I walked to the aisle, but became distracted by a piece of fabric at the end of the aisle before I found the iron on sheets. I had taken my hand off of my right crutch while I was looking at the fabric. When I was done, I put the fabric back and reached for the handle of my crutch. Before I had even touched the handle, my crutch fell apart!

I only saw what happened out of the corner of my eye. As my hand was coming down toward the handle I saw the crutch fall away from me, but the cuff of the crutch was still attached to my arm. My mind didn't really process this and, as I went reached for the crutch handle that was no longer there, I fell. I landed on my side and my back, with my legs (from hip to knee) up in the air. As I looked up, expecting to see my prosthetic legs, I realized something was very wrong.
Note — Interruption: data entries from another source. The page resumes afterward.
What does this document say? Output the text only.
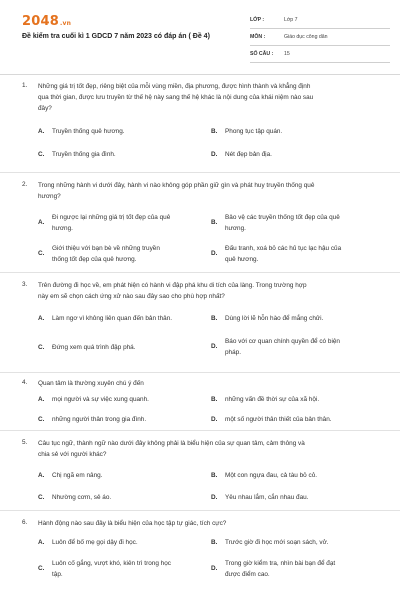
2048.vn
Đề kiểm tra cuối kì 1 GDCD 7 năm 2023 có đáp án ( Đề 4)
LỚP :	Lớp 7
MÔN :	Giáo dục công dân
SỐ CÂU : 15
1. Những giá trị tốt đẹp, riêng biệt của mỗi vùng miền, địa phương, được hình thành và khẳng định
qua thời gian, được lưu truyền từ thế hệ này sang thế hệ khác là nội dung của khái niệm nào sau
đây?
A. Truyền thống quê hương.	B. Phong tục tập quán.
C. Truyền thống gia đình.	D. Nét đẹp bản địa.
2. Trong những hành vi dưới đây, hành vi nào không góp phần giữ gìn và phát huy truyền thống quê
hương?
A.
Đi ngược lại những giá trị tốt đẹp của quê
hương.
B.
Bảo vệ các truyền thống tốt đẹp của quê
hương.
C.
Giới thiệu với bạn bè về những truyền
thống tốt đẹp của quê hương.
D.
Đấu tranh, xoá bỏ các hủ tục lạc hậu của
quê hương.
3. Trên đường đi học về, em phát hiện có hành vi đập phá khu di tích của làng. Trong trường hợp
này em sẽ chọn cách ứng xử nào sau đây sao cho phù hợp nhất?
A. Làm ngơ vì không liên quan đến bản thân.	B. Dùng lời lẽ hỗn hào để mắng chửi.
C. Đứng xem quá trình đập phá.	D.
Báo với cơ quan chính quyền để có biện
pháp.
4. Quan tâm là thường xuyên chú ý đến
A. mọi người và sự việc xung quanh.	B. những vấn đề thời sự của xã hội.
C. những người thân trong gia đình.	D. một số người thân thiết của bản thân.
5. Câu tục ngữ, thành ngữ nào dưới đây không phải là biểu hiện của sự quan tâm, cảm thông và
chia sẻ với người khác?
A. Chị ngã em nâng.	B. Một con ngựa đau, cả tàu bỏ cỏ.
C. Nhường cơm, sẻ áo.	D. Yêu nhau lắm, cắn nhau đau.
6. Hành động nào sau đây là biểu hiện của học tập tự giác, tích cực?
A. Luôn để bố mẹ gọi dậy đi học.	B. Trước giờ đi học mới soạn sách, vở.
C.
Luôn cố gắng, vượt khó, kiên trì trong học
tập.
D.
Trong giờ kiểm tra, nhìn bài bạn để đạt
được điểm cao.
My right leg was missing!

Now, I've had that experience before, when I awoke from the medically induced coma four years ago, and I really never expected to have that very disorienting experience again. You would think that by now I would be used to looking at my legs and seeing nothing from knee to foot, but not when I'm wearing my prosthetics! It was actually quite a shock. I was still on my back, just staring at the socket on my right leg, which appeared fine, trying to figure out where the rest of my leg was, when the thought hit me that I had made a loud noise when I hit the floor and that all the women in the fabric store would probably come running any minute to find out what had happened. I couldn't let them find me laying on the floor! So I sat up.

What do you think I saw when I sat up? I saw my right leg laying on the floor in front of me, with the coupler that had (until the minute before) connected my C-Leg to the trial suction socket still attached to it. I had hit the floor hard enough that it had broken the epoxy that connected the coupler to the socket in half! I still had one good (hopefully) crutch, and if my leg hadn't broken I would have been able to get up and walk out. What was I going to do now? I began looking around for the women that I assumed would come to find out what had caused the loud noise. There was no one in sight.

I was about to call out for help when a lady, who was obviously not coming to find out what had happened, turned the corner of an aisle across the way. I looked up at her and said "hello, how are you?" She looked over at me and said "fine, how are you doing?" Obviously she had not quite registered the fact that I was sitting on the floor with two mechanical legs, one of which was not attached! My response to her questions was "actually, I could use your help." She took another look at me and said "OH MY GOD!! Are you ok?" Then the rest of the women came running.

I explained my situation and trusted the first woman with the keys to my car so that she, and one of the other ladies, could bring me the parts for my wheelchair. They were extremely concerned when I told them that it was in pieces, thinking that it was broken too, until I explained that it's meant to come apart! A few minutes later they returned and watched as I put it together. The real trick, was going to be transferring from the floor to the wheelchair. Something that I'm not good at doing on my own. I started to explain to the ladies how they could best help me, but then two women just grabbed me under the arms and lifted. (That part was a little embarrassing.) Once I was up I finished my shopping and then headed home.

One of the good things about getting new sockets is that I still have the old pin-lock sockets as well. When I got home I switched the sockets out and had two functional legs again! It's nice to have a back up. :)

The next day I took the broken socket to my Prosthetist so that he could fix it, which took about a week, and I could continue the trial period. After my visit with him I headed to UIndy where I demonstrated falling, climbing up and down stairs, and stepping over/off of curbs. The students got a big kick out of the Joann fabrics story, and were amazed at my ability to fall!